On the face of it, open banking is just a data standard. What banks have to do is take your current account transaction history and make it available to other banks and accredited third-party services (securely, of course) when you give consent. Over the new few years, this will be expanded to include credit cards and other financial products. What can actually be done with all that data is where it gets interesting. One simple benefit of open banking is you can use one app to manage all your accounts at different banks, and move money between them (HSBC is already cooking one of these up). And if you'd be better off at a bank with lower overdraft charges, then another app could take the hassle out of switching.

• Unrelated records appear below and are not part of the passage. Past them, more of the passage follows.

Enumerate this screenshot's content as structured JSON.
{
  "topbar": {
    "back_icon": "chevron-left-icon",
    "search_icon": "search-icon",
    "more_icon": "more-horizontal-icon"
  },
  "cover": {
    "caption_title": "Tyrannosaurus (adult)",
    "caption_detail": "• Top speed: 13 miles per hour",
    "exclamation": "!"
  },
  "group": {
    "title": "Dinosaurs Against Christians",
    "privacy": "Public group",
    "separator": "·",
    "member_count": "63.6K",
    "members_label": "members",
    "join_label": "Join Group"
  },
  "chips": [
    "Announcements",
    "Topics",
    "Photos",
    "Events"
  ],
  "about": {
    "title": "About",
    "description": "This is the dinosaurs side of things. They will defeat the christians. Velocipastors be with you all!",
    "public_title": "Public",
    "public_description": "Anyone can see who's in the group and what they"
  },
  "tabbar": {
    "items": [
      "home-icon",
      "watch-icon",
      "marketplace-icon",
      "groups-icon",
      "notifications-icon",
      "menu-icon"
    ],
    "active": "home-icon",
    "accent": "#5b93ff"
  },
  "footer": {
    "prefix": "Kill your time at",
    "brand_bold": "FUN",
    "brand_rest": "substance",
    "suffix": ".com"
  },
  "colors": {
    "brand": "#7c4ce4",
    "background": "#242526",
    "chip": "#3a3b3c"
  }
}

In the future, you could let a comparison service look at your credit card history. It might tell you to move your debt to a competitor with a lower interest rate. On the other hand, given you square away the total balance each month, you might actually be better off with a card that has a higher interest rate but a better rewards and perks scheme. With all this data easy to read and to compare, it should make the big retail banks more competitive. If you can move all your savings into an account at another bank at the click of a button, it's within your current provider's interests to make sure you stay. That's exactly what the CMA is trying to achieve, of course, while also giving smaller banks and fintech services greater exposure in an industry dominated huge, established financial giants.

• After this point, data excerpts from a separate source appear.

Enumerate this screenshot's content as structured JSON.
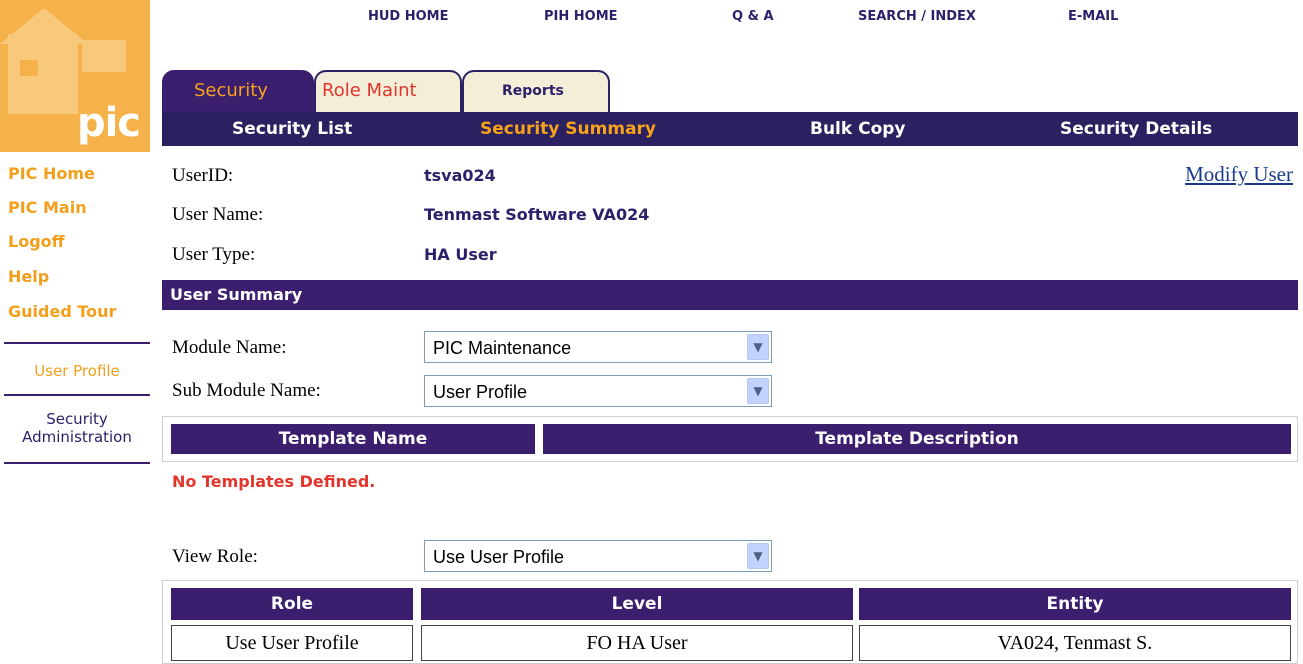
{
  "logo": {
    "text": "pic"
  },
  "top_nav": [
    "HUD HOME",
    "PIH HOME",
    "Q & A",
    "SEARCH / INDEX",
    "E-MAIL"
  ],
  "tabs": [
    {
      "label": "Security",
      "active": true
    },
    {
      "label": "Role Maint",
      "active": false
    },
    {
      "label": "Reports",
      "active": false
    }
  ],
  "sub_nav": [
    {
      "label": "Security List",
      "active": false
    },
    {
      "label": "Security Summary",
      "active": true
    },
    {
      "label": "Bulk Copy",
      "active": false
    },
    {
      "label": "Security Details",
      "active": false
    }
  ],
  "left_nav": {
    "links": [
      "PIC Home",
      "PIC Main",
      "Logoff",
      "Help",
      "Guided Tour"
    ],
    "sub_items": [
      {
        "label": "User Profile",
        "color": "#f29f1b"
      },
      {
        "label": "Security Administration",
        "color": "#2d1f6a"
      }
    ]
  },
  "user_info": {
    "userid_label": "UserID:",
    "userid_value": "tsva024",
    "name_label": "User Name:",
    "name_value": "Tenmast Software VA024",
    "type_label": "User Type:",
    "type_value": "HA User",
    "modify_link": "Modify User"
  },
  "summary": {
    "header": "User Summary",
    "module_label": "Module Name:",
    "module_value": "PIC Maintenance",
    "submodule_label": "Sub Module Name:",
    "submodule_value": "User Profile"
  },
  "templates": {
    "columns": [
      "Template Name",
      "Template Description"
    ],
    "empty_message": "No Templates Defined."
  },
  "roles": {
    "view_label": "View Role:",
    "view_value": "Use User Profile",
    "columns": [
      "Role",
      "Level",
      "Entity"
    ],
    "rows": [
      [
        "Use User Profile",
        "FO HA User",
        "VA024, Tenmast S."
      ]
    ]
  },
  "colors": {
    "brand_purple": "#2c2160",
    "accent_orange": "#f7a21b",
    "alert_red": "#e2362d"
  }
}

There's a ton of information buried in a bank statement. From how much you spend on vanilla lattes each month to the total you've wasted on gym memberships in the last three years. Maybe you've been really good at paying off your credit card bills, but the smarter financial decision would have been to overpay the same amount on your mortgage. The mind boggles with potential.
Some of the new wave of branchless, mobile-first banks already use financial data to offer smarter features. Monzo, for example, breaks down your spending into categories like travel, bills, cash withdrawals and eating out, and lets you set budgets so you get notified if you're spending too much on fancy dinners that month. Or there's B, which lets you set up saving goals, like the £1,000 you need for a new TV. Other fintech services that don't offer bank accounts themselves are also ready to make use of your data. Plum monitors your spending habits and automatically squirrels away what you can afford to save each month. Bean looks at all of your recurring subscriptions and suggests when it might be appropriate to switch provider, or will cancel a long-forgotten membership on your behalf.
And this is what these over-the-top services have managed to achieve with limited access to financial data. Thanks to open banking, they should get even slicker, and we're likely to see plenty more ideas of how you can better manage your money pop up -- the next generation of financial advice. Prepare to see the big banks retaliate with more of their own smart features and services, too.
Companies can only start making all that juicy data work for you once they have access to it, though. Despite all having been told long ago about the January 13th deadline, Lloyds is the only high-street name that was ready on time. In December, Barclays, RBS, Bank of Ireland, HSBC and Santander all told the CMA they weren't quite ready to meet the demands for data. Nationwide has also succumbed to some last-minute hiccups, but the extensions most were graciously granted can be counted in weeks, so customers won't be missing out on neat financial insights for long. And given the complexity of complying with open banking and making sure security is up to scratch, a few weeks isn't too bad as far as delays go.